Hyperglycemia is a major factor in the array of complications experienced by those with diabetes mellitus. Although lifestyle modifications are foundational for disease prevention and management, a considerable number of type 2 diabetes patients will, ultimately, necessitate pharmaceutical interventions for appropriate glycemic control. Characterizing individual targets for optimal therapeutic outcome, safety, and cardiovascular benefits holds significant clinical importance. Healthcare professionals are presented with the most current, evidence-based, and best clinical practice data in this guideline.
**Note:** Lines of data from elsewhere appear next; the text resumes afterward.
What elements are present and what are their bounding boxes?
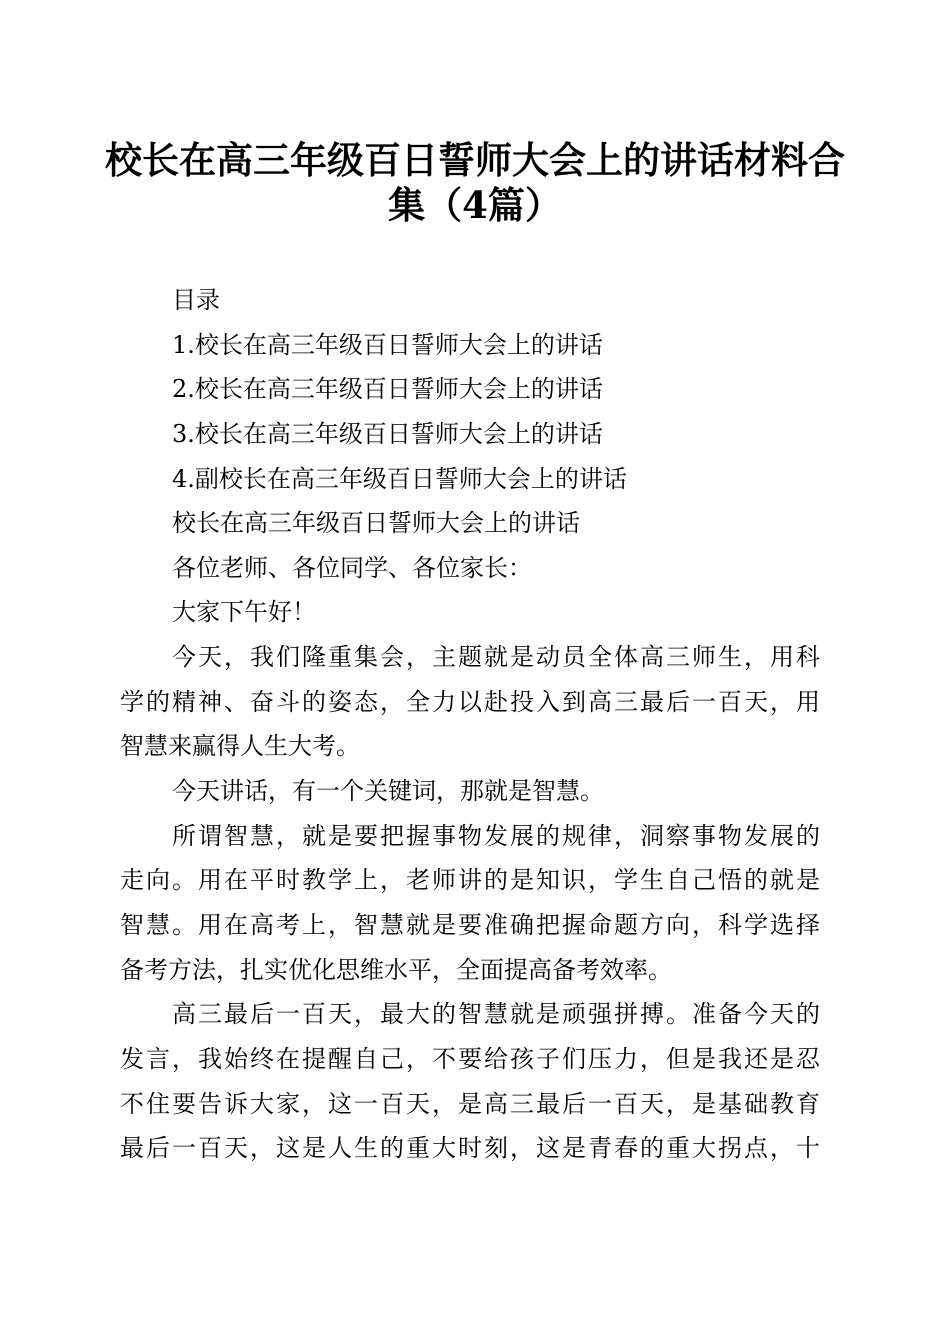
text-line: 各位老师、各位同学、各位家长： (172, 553, 532, 582)
text-line: 发言，我始终在提醒自己，不要给孩子们压力，但是我还是忍 (120, 1044, 820, 1073)
text-line: 备考方法，扎实优化思维水平，全面提高备考效率。 (120, 955, 672, 984)
text-line: 所谓智慧，就是要把握事物发展的规律，洞察事物发展的 (172, 821, 820, 850)
text-line: 目录 (172, 286, 220, 314)
text-line: 走向。用在平时教学上，老师讲的是知识，学生自己悟的就是 (120, 866, 820, 895)
document-body (120, 278, 820, 1171)
text-line: 校长在高三年级百日誓师大会上的讲话 (172, 509, 580, 538)
text-line: 高三最后一百天，最大的智慧就是顽强拼搏。准备今天的 (172, 1000, 820, 1029)
text-line: 智慧来赢得人生大考。 (120, 732, 360, 761)
toc-item: 2.校长在高三年级百日誓师大会上的讲话 (172, 375, 603, 404)
document-title-line-1: 校长在高三年级百日誓师大会上的讲话材料合 (105, 138, 845, 182)
text-line: 学的精神、奋斗的姿态，全力以赴投入到高三最后一百天，用 (120, 687, 820, 716)
text-line: 智慧。用在高考上，智慧就是要准确把握命题方向，科学选择 (120, 910, 820, 939)
document-title-line-2: 集（4篇） (388, 183, 562, 227)
toc-item: 1.校长在高三年级百日誓师大会上的讲话 (172, 330, 603, 359)
toc-item: 3.校长在高三年级百日誓师大会上的讲话 (172, 419, 603, 448)
text-line: 最后一百天，这是人生的重大时刻，这是青春的重大拐点，十 (120, 1134, 820, 1163)
text-line: 今天，我们隆重集会，主题就是动员全体高三师生，用科 (172, 643, 820, 672)
text-line: 不住要告诉大家，这一百天，是高三最后一百天，是基础教育 (120, 1089, 820, 1118)
toc-item: 4.副校长在高三年级百日誓师大会上的讲话 (172, 464, 627, 493)
text-line: 大家下午好！ (172, 598, 316, 627)
text-line: 今天讲话，有一个关键词，那就是智慧。 (172, 777, 604, 806)
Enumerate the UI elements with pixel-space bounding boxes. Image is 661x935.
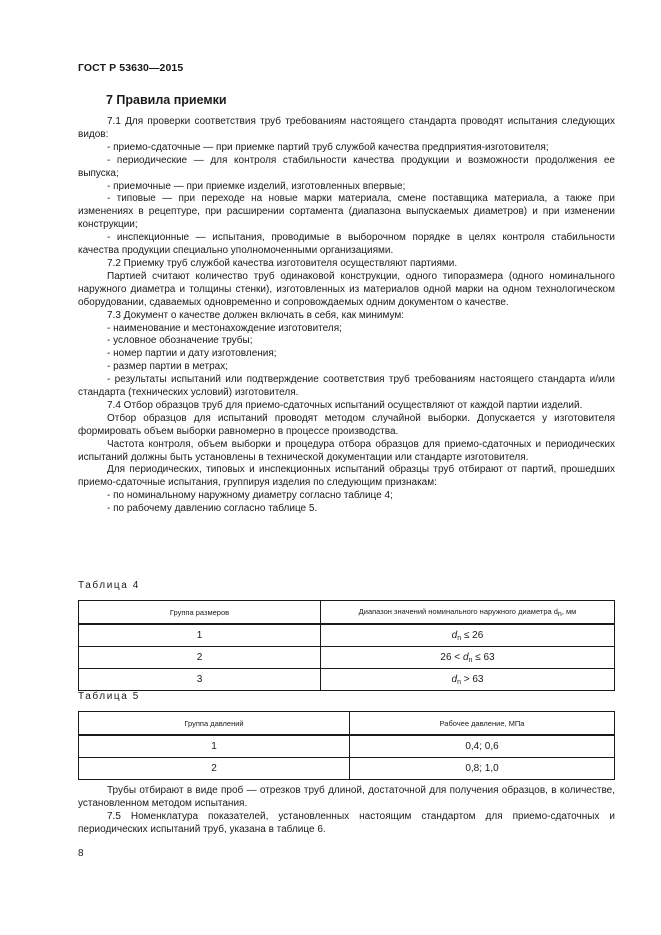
table-row [79,624,615,647]
paragraph: Отбор образцов для испытаний проводят методом случайной выборки. Допускается у изготовителя формировать объем выборки равномерно в процессе производства. [78,412,615,437]
table-caption: Таблица 4 [78,580,140,591]
cell-subscript: n [468,656,473,664]
cell-symbol: d [451,629,458,641]
table-cell: 1 [79,735,350,758]
section-body [78,116,615,516]
list-item: - номер партии и дату изготовления; [107,348,277,360]
table-row [79,669,615,691]
paragraph: 7.2 Приемку труб службой качества изготовителя осуществляют партиями. [107,257,458,269]
cell-prefix: 26 < [440,651,463,663]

Diabetes originating from diverse sources besides the primary causes includes disruptions in glucose homeostasis caused by other endocrine dysfunctions such as acromegaly or hypercortisolism, and diabetes induced by drugs (e.g.). Checkpoint inhibitors, glucocorticoids, antipsychotic medications, immunosuppressive agents, highly active antiretroviral therapy (HAART), and genetic forms of diabetes, including specific examples (e.g.), comprise a spectrum of therapeutic approaches. MODY (Maturity-onset diabetes of the young), neonatal diabetes, diabetes linked to genetic conditions including Down syndrome, Klinefelter syndrome, and Turner syndrome, and pancreatogenic diabetes (including examples of .) Postoperative complications, including diabetes in its rare autoimmune or infectious forms, can include diseases such as pancreatitis, pancreatic cancer, haemochromatosis, and cystic fibrosis. learn more Specific diabetes type diagnoses can potentially alter the approach to therapy. learn more Beyond its presence in pancreatogenic diabetes, exocrine pancreatic insufficiency is frequently diagnosed in type 1 and long-term type 2 diabetes patients.
The heterogeneous conditions encompassed by diabetes mellitus are united by a shared elevation of blood glucose concentrations.